On February 19, 2019, Fr. Arturo Sosa, the Superior General of the Society of Jesus, released the order’s Universal Apostolic Preferences. These four preferences are intended to animate Ignatian initiatives for the next ten years. As a movement which emerges from the convergence of Ignatian spirituality and Yoga philosophy, Ignatian Yoga is significantly stimulated by these four preferences.
The fourth preference, which calls on Jesuits and Ignatian institutions to “collaborate in the care of our Common Home,” is directly inspired by Pope Francis’s 2015 encyclical, Laudato Si’: On Care for Our Common Home. In Laudato Si’, Pope Francis calls on all people of good will to open themselves to an “ecological conversion,” which will stimulate profound shifts in seeing and being in relation to creation. Francis insists that this “ecological conversion” must impact both the intimate interiority of individuals, as well as the social systems which we inherit and inhabit.
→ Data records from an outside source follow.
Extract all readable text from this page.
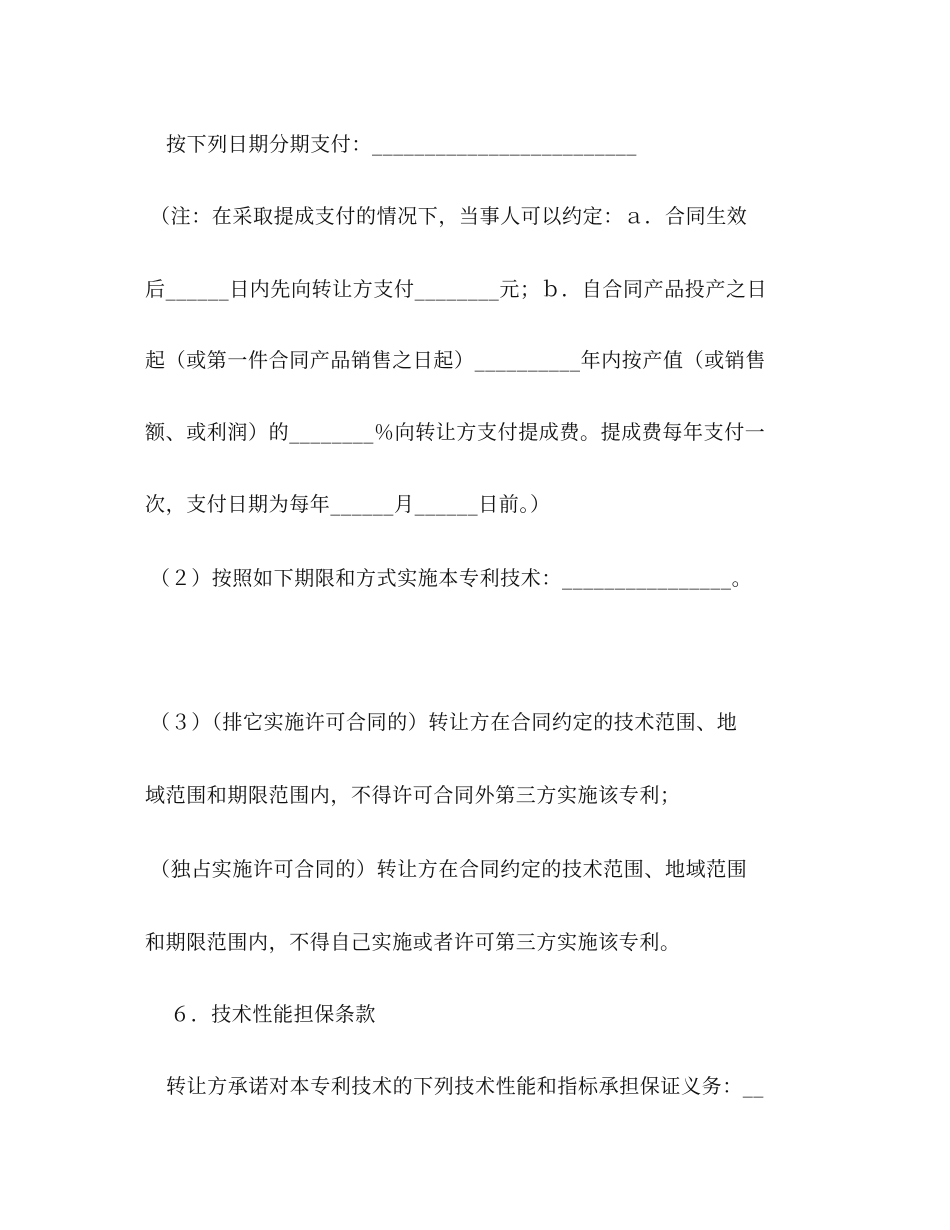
按下列日期分期支付：_________________________
（注：在采取提成支付的情况下，当事人可以约定：ａ．合同生效
后______日内先向转让方支付________元；ｂ．自合同产品投产之日
起（或第一件合同产品销售之日起）__________年内按产值（或销售
额、或利润）的________％向转让方支付提成费。提成费每年支付一
次，支付日期为每年______月______日前。）
（２）按照如下期限和方式实施本专利技术：________________。
（３）（排它实施许可合同的）转让方在合同约定的技术范围、地
域范围和期限范围内，不得许可合同外第三方实施该专利；
（独占实施许可合同的）转让方在合同约定的技术范围、地域范围
和期限范围内，不得自己实施或者许可第三方实施该专利。
６．技术性能担保条款
转让方承诺对本专利技术的下列技术性能和指标承担保证义务：__
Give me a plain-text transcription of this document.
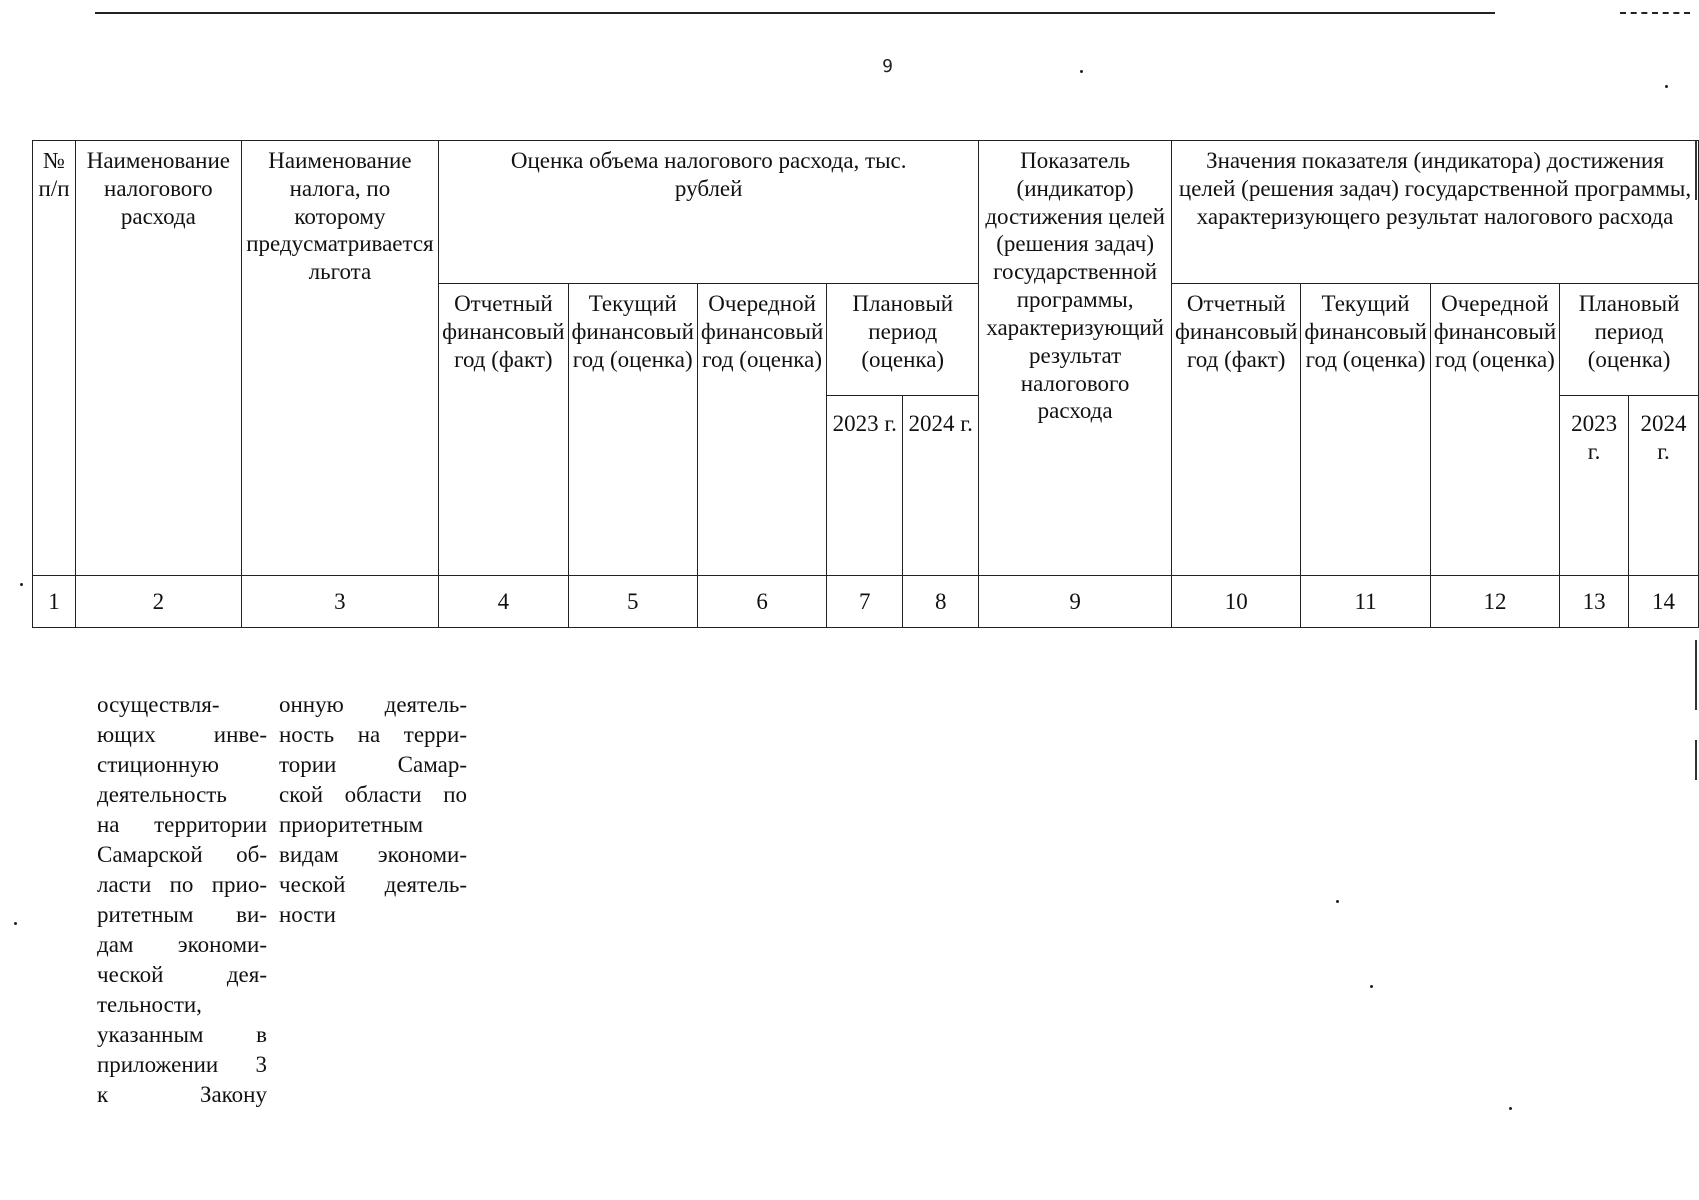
9
№
п/п	Наименование налогового расхода	Наименование налога, по которому предусматривается льгота	Оценка объема налогового расхода, тыс. рублей					Показатель (индикатор) достижения целей (решения задач) государственной программы, характеризующий результат налогового расхода	Значения показателя (индикатора) достижения целей (решения задач) государственной программы, характеризующего результат налогового расхода				
			Отчетный финансовый год (факт)	Текущий финансовый год (оценка)	Очередной финансовый год (оценка)	Плановый период (оценка)			Отчетный финансовый год (факт)	Текущий финансовый год (оценка)	Очередной финансовый год (оценка)	Плановый период (оценка)	
						2023 г.	2024 г.					2023 г.	2024 г.
1	2	3	4	5	6	7	8	9	10	11	12	13	14
осуществля-
ющих инве-
стиционную
деятельность
на территории
Самарской об-
ласти по прио-
ритетным ви-
дам экономи-
ческой дея-
тельности,
указанным в
приложении 3
к Закону
онную деятель-
ность на терри-
тории Самар-
ской области по
приоритетным
видам экономи-
ческой деятель-
ности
In essence, an “ecological conversion” brings about two intertwining shifts: it enables us to more deeply sense and celebrate our embeddedness in God’s good creation, and it challenges us to more thoroughly resist those patterns of being which prevent the whole community from flourishing.
In my experience, Ignatian Yoga contributes to the process of “ecological conversion” in three key ways: it leads its participants into a deeper capacity for sensing and celebrating the goodness of creation, it confronts us with the gravity of sin, and it moves us into community.
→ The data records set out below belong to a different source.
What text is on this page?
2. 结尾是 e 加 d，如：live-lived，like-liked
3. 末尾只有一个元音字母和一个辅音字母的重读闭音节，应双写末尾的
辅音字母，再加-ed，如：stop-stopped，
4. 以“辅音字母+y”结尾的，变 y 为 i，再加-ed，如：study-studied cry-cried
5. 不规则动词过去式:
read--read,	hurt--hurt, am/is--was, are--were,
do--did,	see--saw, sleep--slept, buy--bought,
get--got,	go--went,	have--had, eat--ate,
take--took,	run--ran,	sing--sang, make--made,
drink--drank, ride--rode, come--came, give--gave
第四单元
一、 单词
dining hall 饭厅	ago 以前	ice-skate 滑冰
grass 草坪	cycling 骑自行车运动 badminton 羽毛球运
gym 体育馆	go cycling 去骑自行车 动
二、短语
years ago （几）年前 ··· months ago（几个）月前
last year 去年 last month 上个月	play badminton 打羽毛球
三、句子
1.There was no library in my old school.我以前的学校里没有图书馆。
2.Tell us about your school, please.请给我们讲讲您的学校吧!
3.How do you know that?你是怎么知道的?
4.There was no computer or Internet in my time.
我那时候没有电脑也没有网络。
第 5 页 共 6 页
For Francis, an “ecological conversion” necessarily inspires “gratitude and gratuitousness, a recognition that the world is God’s loving gift.” Throughout the most recent retreat in Chicago, the wisdom and disciplines of Yoga and Ignatian spirituality brought participants back to our senses. We were invited to receive our bodies as good gifts given by God, and to relate to each other and the world as sacred and gratuitous. We were encouraged to encounter God in all things.
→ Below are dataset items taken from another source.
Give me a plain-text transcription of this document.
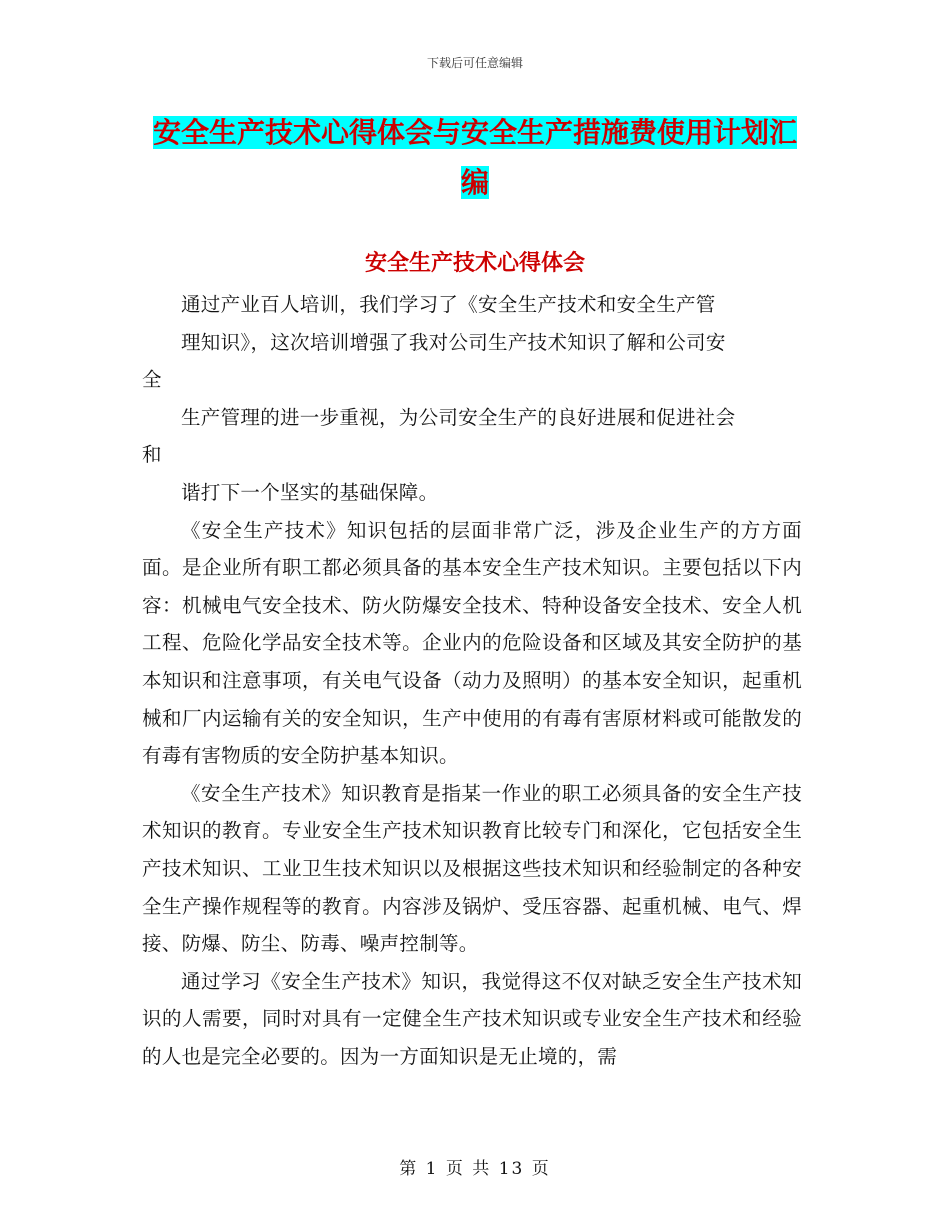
下载后可任意编辑
安全生产技术心得体会与安全生产措施费使用计划汇
编
安全生产技术心得体会

通过产业百人培训，我们学习了《安全生产技术和安全生产管

理知识》，这次培训增强了我对公司生产技术知识了解和公司安

全

生产管理的进一步重视，为公司安全生产的良好进展和促进社会

和

谐打下一个坚实的基础保障。

《安全生产技术》知识包括的层面非常广泛，涉及企业生产的方方面面。是企业所有职工都必须具备的基本安全生产技术知识。主要包括以下内容：机械电气安全技术、防火防爆安全技术、特种设备安全技术、安全人机工程、危险化学品安全技术等。企业内的危险设备和区域及其安全防护的基本知识和注意事项，有关电气设备（动力及照明）的基本安全知识，起重机械和厂内运输有关的安全知识，生产中使用的有毒有害原材料或可能散发的有毒有害物质的安全防护基本知识。

《安全生产技术》知识教育是指某一作业的职工必须具备的安全生产技术知识的教育。专业安全生产技术知识教育比较专门和深化，它包括安全生产技术知识、工业卫生技术知识以及根据这些技术知识和经验制定的各种安全生产操作规程等的教育。内容涉及锅炉、受压容器、起重机械、电气、焊接、防爆、防尘、防毒、噪声控制等。

通过学习《安全生产技术》知识，我觉得这不仅对缺乏安全生产技术知识的人需要，同时对具有一定健全生产技术知识或专业安全生产技术和经验的人也是完全必要的。因为一方面知识是无止境的，需

第 1 页 共 13 页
We were additionally encouraged to more thoroughly attend to the impact of sin, which warps and distorts our relationships, and which ultimately prevents us from receiving and sharing the gifts of creation well. As Francis has it, our “three vital relationships,” with the divine, with the neighbor, and with the earth, are thoroughly ruptured, and “this rupture is sin.”
Francis emphasizes that the “ecological conversion needed to bring about lasting change” is not merely an individual endeavor, but a “community conversion.” Community is the vehicle for transforming our ruptured relationality into renewed communion. In my experience, Ignatian Yoga opens a powerful space for individuals to spontaneously find ourselves in our bodies and in community. Only together can we acknowledge our brokenness, attune to our giftedness, and commit ourselves to the flourishing of all beings, human and more-than-human.